La Loi précise que les personnes réduites en esclavage se trouvant dans la province au moment de son adoption demeurent la propriété de leur esclavagiste à vie, à moins d’être émancipées (libérées). Elle indique aussi que les enfants nés de femmes réduites en esclavage après 1793 seront libres à 25 ans, et que la génération suivante sera libre à la naissance. La Loi exige des esclavagistes qu’ils nourrissent les jeunes enfants qu’ils réduisent en esclavage et leur fournissent des vêtements. De plus, ils doivent s’assurer que les personnes récemment libérées soient en sécurité en étant prises en charge par une église ou un bedeau local pour ne pas dépendre du gouvernement. Cette mesure encourage les esclavagistes à engager leurs anciens esclaves comme serviteurs sous contrat. Le contrat de ces serviteurs est d’une durée maximale de neuf ans et peut être renouvelé. Vu sa structure, la Loi vise l’abolition de l’esclavage en une génération.

Effets

Ce changement législatif est précipité par le cri de Chloe Cooley. Il s’agit de la seule et unique Loi à limiter l’esclavage dans l’Empire britannique jusqu’en 1833. Le 1er août 1834, le Décret pour l’abolition de l’esclavage dans les colonies britanniques pour le développement du travail des esclaves émancipés et pour indemniser les personnes ayant droit aux services de ces esclaves (connu plus tard sous le nom de Loi sur l’abolition de l’esclavage) abolit l’esclavage dans l’ensemble des territoires sous contrôle britannique, dont le Canada. Cette liberté est célébrée le 1er août, qui sera plus appelé le Jour de l’émancipation.

La Loi visant à restreindre l’esclavage témoigne également d’un changement croissant des mentalités à l’égard de l’esclavagisme en Amérique du Nord britannique et contribue aux balbutiements du mouvement antiesclavagiste au Haut-Canada. Toutefois, elle ajoute à la complexité du statut social des personnes noires dans la province. Des centaines de personnes noires réduites en esclavage, suivant la conception de l’esclave-chose, sont estimées être des biens personnels et n’ont aucun droit ou liberté.
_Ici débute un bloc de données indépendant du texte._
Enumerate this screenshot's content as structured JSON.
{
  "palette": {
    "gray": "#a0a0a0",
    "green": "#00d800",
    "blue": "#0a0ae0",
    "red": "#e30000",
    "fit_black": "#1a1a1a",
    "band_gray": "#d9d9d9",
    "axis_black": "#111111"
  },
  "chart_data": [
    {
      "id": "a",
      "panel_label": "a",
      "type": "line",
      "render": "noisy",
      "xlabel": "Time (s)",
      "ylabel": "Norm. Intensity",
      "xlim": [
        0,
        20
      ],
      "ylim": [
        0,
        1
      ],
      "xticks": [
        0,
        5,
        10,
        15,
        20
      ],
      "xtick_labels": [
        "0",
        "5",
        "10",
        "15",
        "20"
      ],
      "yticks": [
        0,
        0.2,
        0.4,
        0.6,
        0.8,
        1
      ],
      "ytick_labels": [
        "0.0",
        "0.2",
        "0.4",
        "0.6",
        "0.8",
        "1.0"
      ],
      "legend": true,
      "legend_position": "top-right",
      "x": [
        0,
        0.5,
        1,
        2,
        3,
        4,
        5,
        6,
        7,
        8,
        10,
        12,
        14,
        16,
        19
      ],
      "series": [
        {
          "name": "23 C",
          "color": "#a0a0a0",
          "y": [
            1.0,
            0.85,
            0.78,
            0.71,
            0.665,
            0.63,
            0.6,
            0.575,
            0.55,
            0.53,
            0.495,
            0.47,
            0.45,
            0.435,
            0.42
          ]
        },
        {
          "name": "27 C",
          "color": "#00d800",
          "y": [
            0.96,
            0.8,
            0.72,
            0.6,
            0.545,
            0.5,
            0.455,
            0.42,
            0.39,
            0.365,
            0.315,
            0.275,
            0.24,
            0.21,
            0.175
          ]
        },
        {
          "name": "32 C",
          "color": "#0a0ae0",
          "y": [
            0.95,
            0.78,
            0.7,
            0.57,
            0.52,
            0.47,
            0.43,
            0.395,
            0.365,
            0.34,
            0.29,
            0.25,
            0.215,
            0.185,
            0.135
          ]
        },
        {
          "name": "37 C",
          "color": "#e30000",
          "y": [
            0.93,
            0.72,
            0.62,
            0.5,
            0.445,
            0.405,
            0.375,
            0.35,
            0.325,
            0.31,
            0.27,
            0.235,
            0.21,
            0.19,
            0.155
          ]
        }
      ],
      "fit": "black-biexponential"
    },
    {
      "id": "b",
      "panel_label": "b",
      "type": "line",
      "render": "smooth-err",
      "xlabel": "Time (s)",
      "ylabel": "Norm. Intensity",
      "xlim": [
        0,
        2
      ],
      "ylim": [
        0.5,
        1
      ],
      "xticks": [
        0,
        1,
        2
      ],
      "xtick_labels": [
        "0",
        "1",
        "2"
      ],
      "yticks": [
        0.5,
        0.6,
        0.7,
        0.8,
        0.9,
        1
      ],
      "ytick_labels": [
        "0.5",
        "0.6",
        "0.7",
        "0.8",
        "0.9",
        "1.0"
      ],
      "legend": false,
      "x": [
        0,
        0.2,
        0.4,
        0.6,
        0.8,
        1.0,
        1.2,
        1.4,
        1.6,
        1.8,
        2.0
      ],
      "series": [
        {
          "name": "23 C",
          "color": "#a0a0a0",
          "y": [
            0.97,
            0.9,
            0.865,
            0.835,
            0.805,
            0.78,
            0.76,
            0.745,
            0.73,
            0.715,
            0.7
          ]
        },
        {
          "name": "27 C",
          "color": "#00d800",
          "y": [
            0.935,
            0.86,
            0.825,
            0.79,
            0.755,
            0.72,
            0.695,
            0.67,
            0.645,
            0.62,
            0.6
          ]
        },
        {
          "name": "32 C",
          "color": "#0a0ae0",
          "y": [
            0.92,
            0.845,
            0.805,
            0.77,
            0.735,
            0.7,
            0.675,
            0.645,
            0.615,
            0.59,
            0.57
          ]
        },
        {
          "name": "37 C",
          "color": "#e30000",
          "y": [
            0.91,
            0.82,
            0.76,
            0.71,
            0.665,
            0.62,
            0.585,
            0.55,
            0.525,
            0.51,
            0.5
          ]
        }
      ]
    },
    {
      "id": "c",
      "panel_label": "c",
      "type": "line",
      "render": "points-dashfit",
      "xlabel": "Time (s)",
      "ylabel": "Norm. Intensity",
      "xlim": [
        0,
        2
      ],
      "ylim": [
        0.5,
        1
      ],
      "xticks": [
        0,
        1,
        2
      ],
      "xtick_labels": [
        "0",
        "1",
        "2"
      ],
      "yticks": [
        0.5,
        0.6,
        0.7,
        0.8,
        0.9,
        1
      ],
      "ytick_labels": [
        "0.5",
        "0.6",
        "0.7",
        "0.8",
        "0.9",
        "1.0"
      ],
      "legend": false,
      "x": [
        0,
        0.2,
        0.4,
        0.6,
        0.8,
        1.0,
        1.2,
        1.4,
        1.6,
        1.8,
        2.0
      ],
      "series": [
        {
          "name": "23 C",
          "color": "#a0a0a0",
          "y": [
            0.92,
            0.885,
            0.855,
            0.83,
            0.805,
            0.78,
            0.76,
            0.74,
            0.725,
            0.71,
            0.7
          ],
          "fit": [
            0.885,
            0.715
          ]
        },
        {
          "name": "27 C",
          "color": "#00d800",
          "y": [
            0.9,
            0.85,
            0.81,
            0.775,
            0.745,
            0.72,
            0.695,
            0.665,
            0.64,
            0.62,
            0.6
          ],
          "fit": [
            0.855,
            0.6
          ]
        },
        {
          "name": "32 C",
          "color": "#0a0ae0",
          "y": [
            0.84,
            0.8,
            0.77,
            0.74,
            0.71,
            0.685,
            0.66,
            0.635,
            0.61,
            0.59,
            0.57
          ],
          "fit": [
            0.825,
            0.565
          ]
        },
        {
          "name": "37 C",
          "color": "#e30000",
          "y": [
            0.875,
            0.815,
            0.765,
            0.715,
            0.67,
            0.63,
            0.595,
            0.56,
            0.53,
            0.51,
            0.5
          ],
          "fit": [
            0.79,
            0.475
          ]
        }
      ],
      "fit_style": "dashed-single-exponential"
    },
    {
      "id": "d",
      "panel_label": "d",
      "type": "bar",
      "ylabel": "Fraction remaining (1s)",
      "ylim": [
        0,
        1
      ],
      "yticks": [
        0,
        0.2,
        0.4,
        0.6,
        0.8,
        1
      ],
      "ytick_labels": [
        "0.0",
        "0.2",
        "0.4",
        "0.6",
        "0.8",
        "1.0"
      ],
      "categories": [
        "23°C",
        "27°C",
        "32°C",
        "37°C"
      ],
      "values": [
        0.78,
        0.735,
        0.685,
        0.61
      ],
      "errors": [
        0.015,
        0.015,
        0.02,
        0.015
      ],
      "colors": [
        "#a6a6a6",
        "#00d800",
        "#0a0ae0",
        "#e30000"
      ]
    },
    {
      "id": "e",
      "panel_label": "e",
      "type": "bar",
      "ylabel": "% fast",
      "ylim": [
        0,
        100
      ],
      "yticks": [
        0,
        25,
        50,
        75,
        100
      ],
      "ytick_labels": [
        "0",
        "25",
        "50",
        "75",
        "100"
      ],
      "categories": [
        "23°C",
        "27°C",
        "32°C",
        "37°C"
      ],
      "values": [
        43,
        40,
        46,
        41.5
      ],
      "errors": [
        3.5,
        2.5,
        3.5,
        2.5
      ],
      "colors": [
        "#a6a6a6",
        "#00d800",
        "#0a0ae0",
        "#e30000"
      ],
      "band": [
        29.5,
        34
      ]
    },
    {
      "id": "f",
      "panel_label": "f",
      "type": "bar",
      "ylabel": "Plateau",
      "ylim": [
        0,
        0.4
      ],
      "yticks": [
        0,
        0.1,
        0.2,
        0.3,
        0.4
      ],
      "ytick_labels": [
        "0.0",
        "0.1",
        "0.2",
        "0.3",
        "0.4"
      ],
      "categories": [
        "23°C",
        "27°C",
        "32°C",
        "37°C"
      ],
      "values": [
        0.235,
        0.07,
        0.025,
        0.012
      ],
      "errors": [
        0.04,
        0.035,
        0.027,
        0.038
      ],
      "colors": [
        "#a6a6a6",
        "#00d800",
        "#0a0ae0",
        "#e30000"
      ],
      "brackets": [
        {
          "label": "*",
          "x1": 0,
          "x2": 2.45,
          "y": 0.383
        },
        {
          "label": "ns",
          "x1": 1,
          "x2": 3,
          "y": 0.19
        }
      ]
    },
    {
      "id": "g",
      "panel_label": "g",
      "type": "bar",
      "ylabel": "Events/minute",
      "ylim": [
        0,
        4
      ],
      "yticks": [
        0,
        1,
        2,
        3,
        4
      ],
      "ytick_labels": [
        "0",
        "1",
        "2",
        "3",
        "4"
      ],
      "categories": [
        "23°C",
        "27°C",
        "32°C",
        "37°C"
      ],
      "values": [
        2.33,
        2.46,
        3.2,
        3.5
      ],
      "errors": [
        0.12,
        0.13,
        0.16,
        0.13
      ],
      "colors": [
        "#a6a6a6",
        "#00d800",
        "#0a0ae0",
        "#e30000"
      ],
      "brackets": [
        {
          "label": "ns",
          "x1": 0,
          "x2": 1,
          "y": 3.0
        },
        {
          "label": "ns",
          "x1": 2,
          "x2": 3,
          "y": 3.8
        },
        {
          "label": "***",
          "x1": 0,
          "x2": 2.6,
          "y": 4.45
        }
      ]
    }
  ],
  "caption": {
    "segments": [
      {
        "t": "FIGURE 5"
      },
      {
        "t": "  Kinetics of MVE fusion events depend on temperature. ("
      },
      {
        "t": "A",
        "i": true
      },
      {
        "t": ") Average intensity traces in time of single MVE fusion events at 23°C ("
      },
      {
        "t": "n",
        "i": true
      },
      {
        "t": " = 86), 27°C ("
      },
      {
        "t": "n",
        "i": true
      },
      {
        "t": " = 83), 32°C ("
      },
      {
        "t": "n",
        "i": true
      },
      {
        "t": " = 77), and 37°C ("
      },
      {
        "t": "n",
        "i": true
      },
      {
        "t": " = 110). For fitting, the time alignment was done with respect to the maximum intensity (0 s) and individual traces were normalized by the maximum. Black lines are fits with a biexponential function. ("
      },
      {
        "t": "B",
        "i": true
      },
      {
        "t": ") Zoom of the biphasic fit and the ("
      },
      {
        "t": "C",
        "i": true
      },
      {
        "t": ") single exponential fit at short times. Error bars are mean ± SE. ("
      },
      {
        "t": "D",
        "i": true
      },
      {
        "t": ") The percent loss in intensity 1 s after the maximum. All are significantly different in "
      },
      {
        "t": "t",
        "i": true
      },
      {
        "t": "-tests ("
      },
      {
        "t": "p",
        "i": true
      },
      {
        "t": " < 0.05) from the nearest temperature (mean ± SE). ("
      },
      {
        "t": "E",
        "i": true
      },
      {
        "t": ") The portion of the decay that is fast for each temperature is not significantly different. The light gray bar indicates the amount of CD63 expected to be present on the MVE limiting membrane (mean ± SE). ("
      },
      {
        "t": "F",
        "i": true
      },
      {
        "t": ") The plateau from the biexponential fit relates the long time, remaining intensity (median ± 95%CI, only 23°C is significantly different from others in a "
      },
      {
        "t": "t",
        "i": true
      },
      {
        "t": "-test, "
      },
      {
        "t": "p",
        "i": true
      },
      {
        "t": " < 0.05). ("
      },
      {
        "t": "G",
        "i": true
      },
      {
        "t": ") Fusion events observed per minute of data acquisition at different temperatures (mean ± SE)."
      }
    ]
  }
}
Certaines personnes noires libres (moins de 50), principalement des loyalistes noirs, sont des hommes qui ont servi dans l’armée britannique lors de la Révolution américaine et ont été libérés pour leur service. Ils ont légalement des droits en tant que sujets britanniques, mais ces droits et libertés sont limités par des barrières raciales. De plus, grâce à la Loi, le Haut-Canada compte rapidement des sujets noirs nés libres. Au même moment, de petits afflux de réfugiés fuyant l’esclavage aux États-Unis commencent à entrer dans la province. En somme, des personnes de descendance africaine aux statuts contradictoires coexistent, parfois au sein d’une même famille.
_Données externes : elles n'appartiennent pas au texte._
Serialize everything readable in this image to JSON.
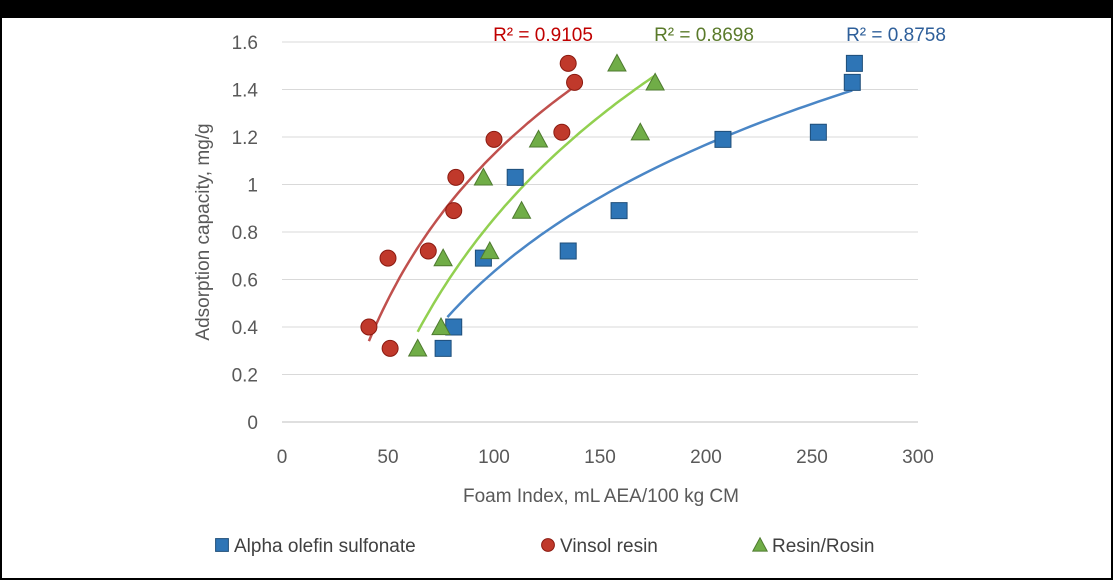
{
  "chart_data": {
    "type": "scatter",
    "xlabel": "Foam Index, mL AEA/100 kg CM",
    "ylabel": "Adsorption capacity, mg/g",
    "xlim": [
      0,
      300
    ],
    "ylim": [
      0,
      1.6
    ],
    "x_ticks": [
      "0",
      "50",
      "100",
      "150",
      "200",
      "250",
      "300"
    ],
    "y_ticks": [
      "0",
      "0.2",
      "0.4",
      "0.6",
      "0.8",
      "1",
      "1.2",
      "1.4",
      "1.6"
    ],
    "grid": "horizontal",
    "legend_position": "bottom",
    "series": [
      {
        "name": "Alpha olefin sulfonate",
        "marker": "square",
        "color": "#2e75b6",
        "trend_color": "#4a86c6",
        "points": [
          [
            76,
            0.31
          ],
          [
            81,
            0.4
          ],
          [
            95,
            0.69
          ],
          [
            110,
            1.03
          ],
          [
            135,
            0.72
          ],
          [
            159,
            0.89
          ],
          [
            208,
            1.19
          ],
          [
            253,
            1.22
          ],
          [
            269,
            1.43
          ],
          [
            270,
            1.51
          ]
        ],
        "trendline": {
          "type": "log",
          "x_range": [
            78,
            269
          ]
        },
        "r2_label": "R² = 0.8758"
      },
      {
        "name": "Vinsol resin",
        "marker": "circle",
        "color": "#c0392b",
        "trend_color": "#c0504d",
        "points": [
          [
            41,
            0.4
          ],
          [
            50,
            0.69
          ],
          [
            51,
            0.31
          ],
          [
            69,
            0.72
          ],
          [
            81,
            0.89
          ],
          [
            82,
            1.03
          ],
          [
            100,
            1.19
          ],
          [
            132,
            1.22
          ],
          [
            135,
            1.51
          ],
          [
            138,
            1.43
          ]
        ],
        "trendline": {
          "type": "log",
          "x_range": [
            41,
            137
          ]
        },
        "r2_label": "R² = 0.9105"
      },
      {
        "name": "Resin/Rosin",
        "marker": "triangle",
        "color": "#70ad47",
        "trend_color": "#92d050",
        "points": [
          [
            64,
            0.31
          ],
          [
            75,
            0.4
          ],
          [
            76,
            0.69
          ],
          [
            95,
            1.03
          ],
          [
            98,
            0.72
          ],
          [
            113,
            0.89
          ],
          [
            121,
            1.19
          ],
          [
            158,
            1.51
          ],
          [
            169,
            1.22
          ],
          [
            176,
            1.43
          ]
        ],
        "trendline": {
          "type": "log",
          "x_range": [
            64,
            176
          ]
        },
        "r2_label": "R² = 0.8698"
      }
    ]
  }
}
La Loi visant à restreindre l’esclavage et la Loi sur l’abolition de l’esclavage mettent la table pour la prolongation du chemin de fer clandestin au nord, jusqu’au Canada. Comme les personnes réduites en esclavage en quête de liberté deviennent libres à leur arrivée au Haut-Canada, de nombreux Afro-Américains réduits en esclavage font le difficile voyage vers le nord. Les statistiques exactes en la matière ne sont pas connues, mais on croit que 30 000 réfugiés pourraient avoir fui l’esclavage aux États-Unis pour trouver la liberté au Canada par le chemin de fer clandestin ou par leurs propres moyens. La popularité du chemin de fer atteint son apogée entre 1840 et 1860, particulièrement après l’adoption de la Loi des esclaves fugitifs, adoptée par les États-Unis le 10 septembre 1850.

Termes clés

Abolitionniste - une personne qui souhaite rendre l’esclavage illégal. (Voir aussi Esclavage des Noirs au Canada.)

Conception de l’esclave-chose - suivant la conception de l’esclave-chose, une personne noire est traitée comme un bien personnel qui peut être acheté, vendu ou légué. (Voir aussi Esclavage des Noirs au Canada.)

Serviteur sous contrat - une personne qui est embauchée pour travailler afin de rembourser une dette.